Output Knowledge Created
Message [msg 3423] produced a modified task_porep.go file with a new cuzkClient field and an updated constructor. This is the first of four task types that would be modified in this chunk (the assistant would go on to modify SnapDeals in task_prove.go and proofshare in task_ps_prove.go). The edit established a pattern that would be replicated across all three files: add the client field, update the constructor, modify Do() to call the cuzk variant when enabled, adapt CanAccept() for daemon backpressure, and zero out resource requirements in TypeDetails().
The pattern itself is a form of architectural knowledge. It encodes the design principle that remote GPU proving should be invisible to the scheduler's resource accounting—when cuzk is enabled, the task reports zero GPU and RAM requirements, effectively telling the scheduler "this task is lightweight; don't reserve local GPU for it." The scheduler, in turn, relies on the daemon's queue status (queried in CanAccept()) for backpressure. This separation of concerns—local scheduling based on CPU/storage resources, remote scheduling based on daemon queue depth—is the core architectural insight of the integration.

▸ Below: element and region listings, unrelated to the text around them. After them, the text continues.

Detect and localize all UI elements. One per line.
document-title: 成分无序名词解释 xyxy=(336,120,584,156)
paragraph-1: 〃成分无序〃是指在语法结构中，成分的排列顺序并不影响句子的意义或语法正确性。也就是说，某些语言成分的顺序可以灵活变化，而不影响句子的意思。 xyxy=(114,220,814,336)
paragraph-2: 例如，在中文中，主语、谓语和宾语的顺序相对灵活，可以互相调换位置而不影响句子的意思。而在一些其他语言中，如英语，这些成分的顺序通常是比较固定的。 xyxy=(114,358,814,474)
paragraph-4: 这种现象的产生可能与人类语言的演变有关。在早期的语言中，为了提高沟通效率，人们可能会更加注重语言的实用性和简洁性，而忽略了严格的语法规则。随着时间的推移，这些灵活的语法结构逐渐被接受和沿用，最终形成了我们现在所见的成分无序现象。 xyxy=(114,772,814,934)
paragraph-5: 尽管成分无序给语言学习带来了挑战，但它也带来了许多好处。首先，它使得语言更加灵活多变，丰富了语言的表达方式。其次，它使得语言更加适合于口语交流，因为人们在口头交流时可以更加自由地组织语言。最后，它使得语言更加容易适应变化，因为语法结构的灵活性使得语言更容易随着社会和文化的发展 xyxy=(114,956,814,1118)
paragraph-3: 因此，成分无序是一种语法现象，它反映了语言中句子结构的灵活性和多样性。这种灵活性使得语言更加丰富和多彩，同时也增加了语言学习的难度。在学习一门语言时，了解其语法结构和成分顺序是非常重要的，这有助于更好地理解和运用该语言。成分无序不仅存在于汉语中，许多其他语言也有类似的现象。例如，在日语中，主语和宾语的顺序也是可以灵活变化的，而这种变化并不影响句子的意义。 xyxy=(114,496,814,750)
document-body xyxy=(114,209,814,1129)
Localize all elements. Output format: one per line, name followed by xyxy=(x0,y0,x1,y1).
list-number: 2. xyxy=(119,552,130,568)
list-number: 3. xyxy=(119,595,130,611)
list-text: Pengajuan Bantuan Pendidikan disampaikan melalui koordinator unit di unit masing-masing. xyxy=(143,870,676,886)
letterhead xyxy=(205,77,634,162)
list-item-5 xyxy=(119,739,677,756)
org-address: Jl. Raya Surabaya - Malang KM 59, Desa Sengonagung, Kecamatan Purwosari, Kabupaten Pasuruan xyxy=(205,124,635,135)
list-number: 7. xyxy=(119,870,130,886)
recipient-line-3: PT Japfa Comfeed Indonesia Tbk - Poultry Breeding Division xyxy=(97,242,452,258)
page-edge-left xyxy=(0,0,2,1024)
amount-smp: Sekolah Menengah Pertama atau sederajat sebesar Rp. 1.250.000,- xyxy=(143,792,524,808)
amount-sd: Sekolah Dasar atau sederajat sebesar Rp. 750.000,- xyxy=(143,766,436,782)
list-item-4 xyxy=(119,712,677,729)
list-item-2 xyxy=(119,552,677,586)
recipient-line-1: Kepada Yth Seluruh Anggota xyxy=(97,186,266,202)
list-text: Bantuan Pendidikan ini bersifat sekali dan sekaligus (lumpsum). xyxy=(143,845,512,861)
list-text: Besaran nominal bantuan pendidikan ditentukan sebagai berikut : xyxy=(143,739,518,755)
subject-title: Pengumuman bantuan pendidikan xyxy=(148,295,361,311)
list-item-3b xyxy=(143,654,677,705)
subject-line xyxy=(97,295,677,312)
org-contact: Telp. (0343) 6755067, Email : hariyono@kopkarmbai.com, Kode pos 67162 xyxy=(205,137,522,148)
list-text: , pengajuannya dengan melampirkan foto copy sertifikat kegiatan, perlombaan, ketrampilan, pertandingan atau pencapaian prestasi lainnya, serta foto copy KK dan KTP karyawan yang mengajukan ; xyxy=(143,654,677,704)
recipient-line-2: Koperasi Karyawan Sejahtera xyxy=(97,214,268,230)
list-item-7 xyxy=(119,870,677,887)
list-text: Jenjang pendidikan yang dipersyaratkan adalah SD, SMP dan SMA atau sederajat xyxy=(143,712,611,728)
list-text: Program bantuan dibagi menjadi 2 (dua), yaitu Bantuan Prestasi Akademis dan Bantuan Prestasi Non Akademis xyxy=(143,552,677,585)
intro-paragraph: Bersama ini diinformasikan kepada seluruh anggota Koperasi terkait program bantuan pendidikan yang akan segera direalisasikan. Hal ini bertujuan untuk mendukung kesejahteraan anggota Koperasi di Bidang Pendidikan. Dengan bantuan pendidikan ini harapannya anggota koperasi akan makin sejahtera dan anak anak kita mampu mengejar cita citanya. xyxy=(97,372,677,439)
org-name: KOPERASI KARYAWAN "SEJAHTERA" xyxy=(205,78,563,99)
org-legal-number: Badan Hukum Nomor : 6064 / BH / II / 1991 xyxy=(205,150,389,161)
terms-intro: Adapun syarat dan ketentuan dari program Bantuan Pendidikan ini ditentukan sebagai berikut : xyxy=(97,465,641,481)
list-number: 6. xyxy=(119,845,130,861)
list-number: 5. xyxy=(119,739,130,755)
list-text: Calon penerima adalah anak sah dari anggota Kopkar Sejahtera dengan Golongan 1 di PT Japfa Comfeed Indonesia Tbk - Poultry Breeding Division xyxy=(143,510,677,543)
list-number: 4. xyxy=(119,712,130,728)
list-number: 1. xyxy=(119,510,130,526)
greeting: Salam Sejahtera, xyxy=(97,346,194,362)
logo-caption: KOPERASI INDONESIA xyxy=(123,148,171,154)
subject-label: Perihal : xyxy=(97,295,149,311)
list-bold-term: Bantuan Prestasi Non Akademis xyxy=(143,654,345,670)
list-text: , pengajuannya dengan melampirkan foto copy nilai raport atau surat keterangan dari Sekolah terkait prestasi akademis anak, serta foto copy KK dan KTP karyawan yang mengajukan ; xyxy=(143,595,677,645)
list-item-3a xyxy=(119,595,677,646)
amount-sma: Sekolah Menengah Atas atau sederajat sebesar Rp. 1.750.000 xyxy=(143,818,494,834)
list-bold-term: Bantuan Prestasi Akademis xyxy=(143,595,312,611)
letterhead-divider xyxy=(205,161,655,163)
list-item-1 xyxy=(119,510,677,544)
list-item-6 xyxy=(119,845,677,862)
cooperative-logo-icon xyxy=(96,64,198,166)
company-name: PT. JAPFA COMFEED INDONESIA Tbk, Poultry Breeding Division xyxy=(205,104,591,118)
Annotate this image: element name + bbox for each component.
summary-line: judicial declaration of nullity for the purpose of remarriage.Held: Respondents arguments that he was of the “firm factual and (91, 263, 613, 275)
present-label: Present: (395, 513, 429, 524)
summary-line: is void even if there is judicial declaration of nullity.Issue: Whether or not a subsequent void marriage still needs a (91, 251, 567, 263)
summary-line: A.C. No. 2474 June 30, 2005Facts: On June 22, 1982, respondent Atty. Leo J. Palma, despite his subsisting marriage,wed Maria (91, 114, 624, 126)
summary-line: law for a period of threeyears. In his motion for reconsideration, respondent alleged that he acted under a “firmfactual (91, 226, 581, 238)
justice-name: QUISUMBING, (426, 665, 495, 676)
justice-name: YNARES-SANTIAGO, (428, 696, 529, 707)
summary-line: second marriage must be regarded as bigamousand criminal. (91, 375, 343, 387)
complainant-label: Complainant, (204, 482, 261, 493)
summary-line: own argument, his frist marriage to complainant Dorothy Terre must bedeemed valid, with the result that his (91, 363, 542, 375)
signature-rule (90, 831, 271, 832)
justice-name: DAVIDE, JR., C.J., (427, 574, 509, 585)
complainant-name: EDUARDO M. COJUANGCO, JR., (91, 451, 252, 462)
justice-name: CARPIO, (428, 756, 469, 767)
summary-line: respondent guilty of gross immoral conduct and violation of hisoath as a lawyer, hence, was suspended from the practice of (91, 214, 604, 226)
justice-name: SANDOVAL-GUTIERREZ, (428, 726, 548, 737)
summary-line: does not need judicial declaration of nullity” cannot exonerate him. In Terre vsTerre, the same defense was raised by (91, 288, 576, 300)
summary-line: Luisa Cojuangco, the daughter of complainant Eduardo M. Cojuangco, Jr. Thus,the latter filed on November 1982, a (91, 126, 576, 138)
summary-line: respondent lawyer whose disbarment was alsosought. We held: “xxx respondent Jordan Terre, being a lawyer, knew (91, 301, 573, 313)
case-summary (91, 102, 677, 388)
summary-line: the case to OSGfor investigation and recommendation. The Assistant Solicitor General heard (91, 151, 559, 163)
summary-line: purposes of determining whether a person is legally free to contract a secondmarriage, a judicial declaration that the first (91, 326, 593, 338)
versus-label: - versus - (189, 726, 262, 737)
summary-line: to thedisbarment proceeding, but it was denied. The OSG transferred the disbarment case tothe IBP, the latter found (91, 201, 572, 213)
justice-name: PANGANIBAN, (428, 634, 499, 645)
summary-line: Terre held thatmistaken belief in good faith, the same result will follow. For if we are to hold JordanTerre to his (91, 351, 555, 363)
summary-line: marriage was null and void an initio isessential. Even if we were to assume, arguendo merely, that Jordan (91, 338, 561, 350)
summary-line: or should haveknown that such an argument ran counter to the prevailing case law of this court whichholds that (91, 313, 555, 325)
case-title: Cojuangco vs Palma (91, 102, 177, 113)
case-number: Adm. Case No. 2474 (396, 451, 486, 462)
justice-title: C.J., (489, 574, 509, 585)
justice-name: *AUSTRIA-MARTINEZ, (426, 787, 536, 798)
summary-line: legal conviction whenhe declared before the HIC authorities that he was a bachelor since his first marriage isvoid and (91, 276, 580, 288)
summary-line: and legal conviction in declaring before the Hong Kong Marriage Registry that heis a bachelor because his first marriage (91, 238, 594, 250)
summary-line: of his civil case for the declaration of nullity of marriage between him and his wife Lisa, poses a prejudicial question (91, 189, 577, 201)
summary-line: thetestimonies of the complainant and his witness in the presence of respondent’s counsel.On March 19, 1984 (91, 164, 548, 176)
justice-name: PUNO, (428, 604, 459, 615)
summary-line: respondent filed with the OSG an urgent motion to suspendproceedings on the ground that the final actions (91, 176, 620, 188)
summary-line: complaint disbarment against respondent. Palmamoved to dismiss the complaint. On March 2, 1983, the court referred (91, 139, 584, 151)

The Thinking Process: From Research to Implementation
The assistant's thinking, visible across the preceding messages, follows a deliberate pattern. It begins with research: reading existing task implementations to understand the Do()/CanAccept() patterns (<msg id=3377-3382>). It then identifies the key architectural insight about splitting vanilla proof generation from SNARK computation ([msg 3413]). It creates the necessary infrastructure—config, client, bridge functions—before touching the task files. And finally, it approaches each task file systematically, making one focused edit at a time: first the field and constructor, then Do(), then CanAccept(), then TypeDetails().
This incremental approach is visible in the message sequence following [msg 3423]. The assistant immediately proceeds to update Do() ([msg 3424]), then CanAccept() ([msg 3425]), then TypeDetails() ([msg 3426]). Each edit is small and focused, allowing the assistant to verify correctness through LSP diagnostics before moving to the next. When errors appear—such as the "imported and not used" warning for the cuzk package—the assistant does not panic; it understands that the import will be used once the subsequent edits are applied.
Conclusion
Message [msg 3423] is, on its surface, a routine code edit: add a field, update a constructor. But within the broader narrative of the cuzk integration, it represents the moment when the architecture shifted from theory to practice. The remote proving daemon, which had existed as a standalone service with its own protobuf definitions and C++/CUDA kernels, was now being woven into the fabric of Curio's task scheduling. The edit was the first stitch in a pattern that would be replicated across three task types, transforming how Filecoin storage miners allocate their most precious resource: GPU compute.